Uncertainty can be avoided if a document is prepared at the time of purchase to record what the ownership shares are, but that step is not always taken.

Untangling the question of ownership of the property and sorting out who owns the equity, i.e. the free part of the property which is not taken up by the mortgage, needs to be done.

Life Assurance

You may have life assurance, particularly if you are paying a mortgage or if you have small children.

When the mortgage company pays out on the death of the insured, the money does not generally go into that person’s deceased estate and it is not normally governed by their Will.

Instead, the insured person will have signed a document telling the life assurance company to whom they should pay the money.

Do you need to update that document? You will not want to create a situation in which, if you die, the money goes to a partner you had 20 years ago.

Your Pension

There are basically two types of pension: a defined benefit scheme whereby your employer agrees to pay to you a pension of a certain size; and a money purchase scheme where you create a nest-egg which you use, as you run up to retirement, to organise your own pension.

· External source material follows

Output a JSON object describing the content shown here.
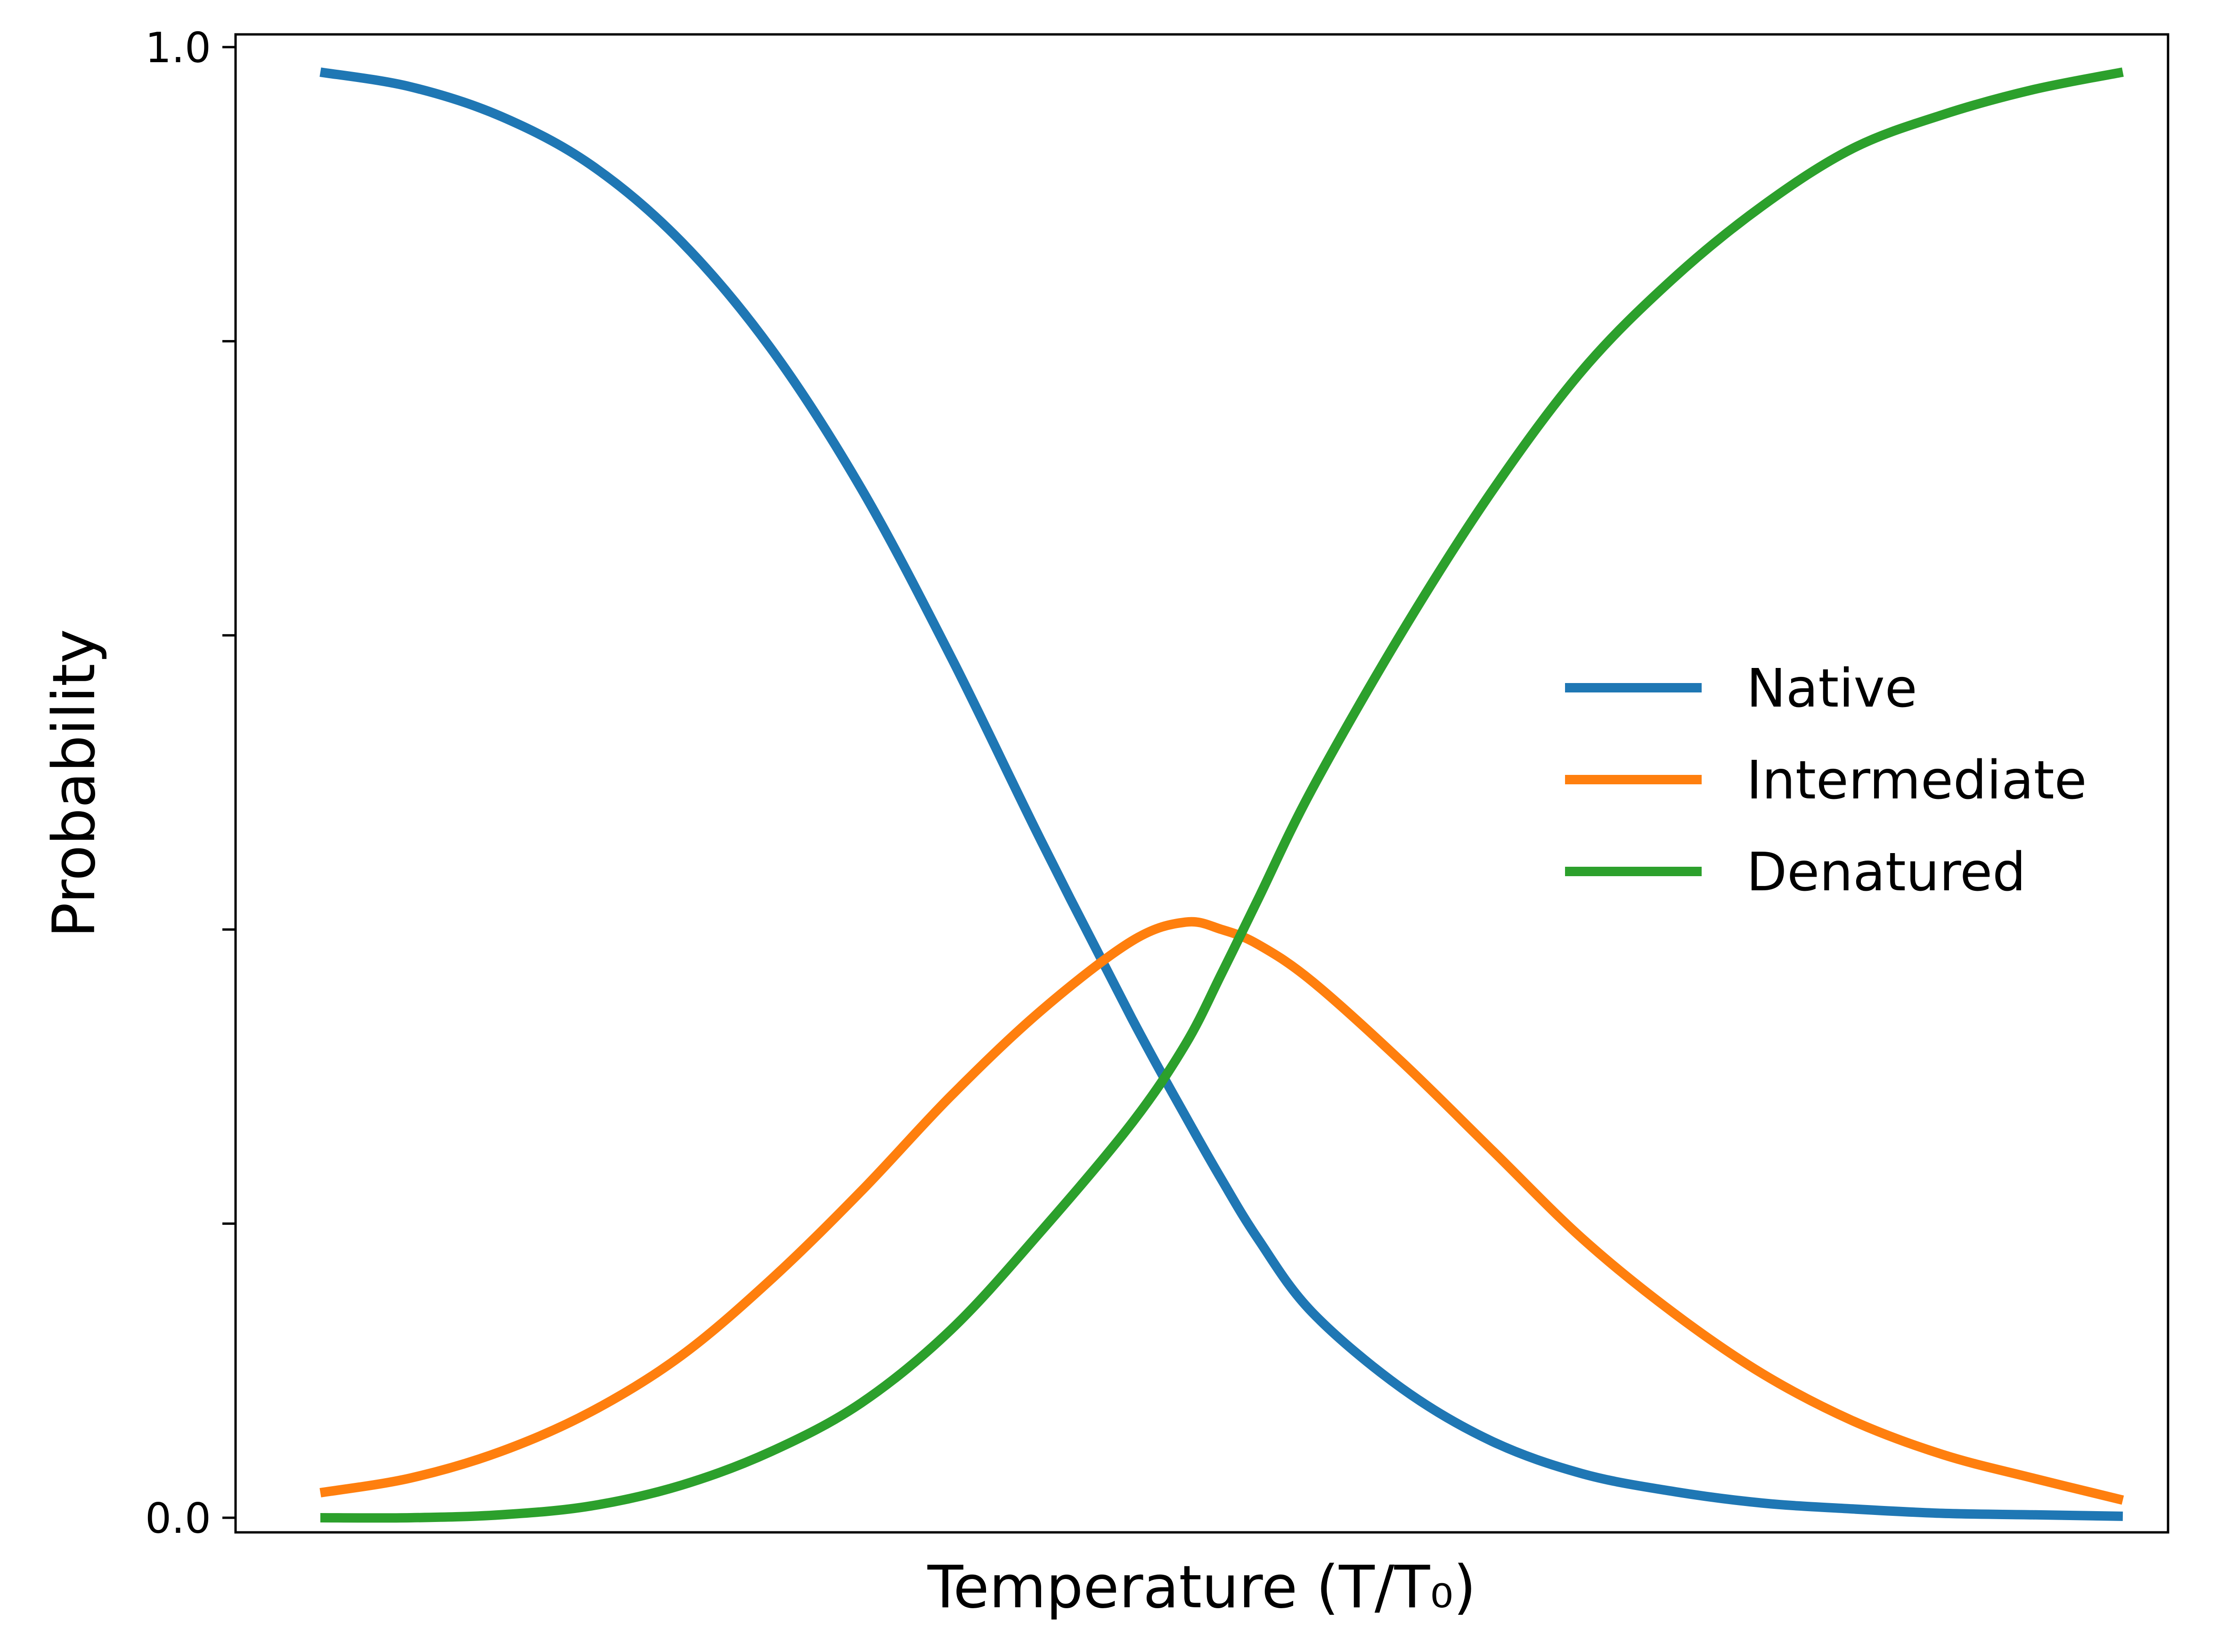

With the former type of scheme, where your employer agrees to make regular payments to you during your lifetime, there is no sum of money which needs to be paid out if you die.

With the second type of scheme, however, there may well be a nest-egg which needs to be paid out to someone.

As with life assurance, that pot of money will not generally go into your deceased estate or be governed by your Will. Instead, you will have signed a document, held by the pension company, nominating who is to receive that money. The pension company generally have discretion as to whom to pay but will take this nomination into account.

You will need to update that document since you will not want the pension company to pay the fund to someone you may have fallen out of love with years before your death. This also ensures that the pension company do not detect a conflict between whom you have nominated and whom they think they should pay. That document must be updated as your family situation develops and changes.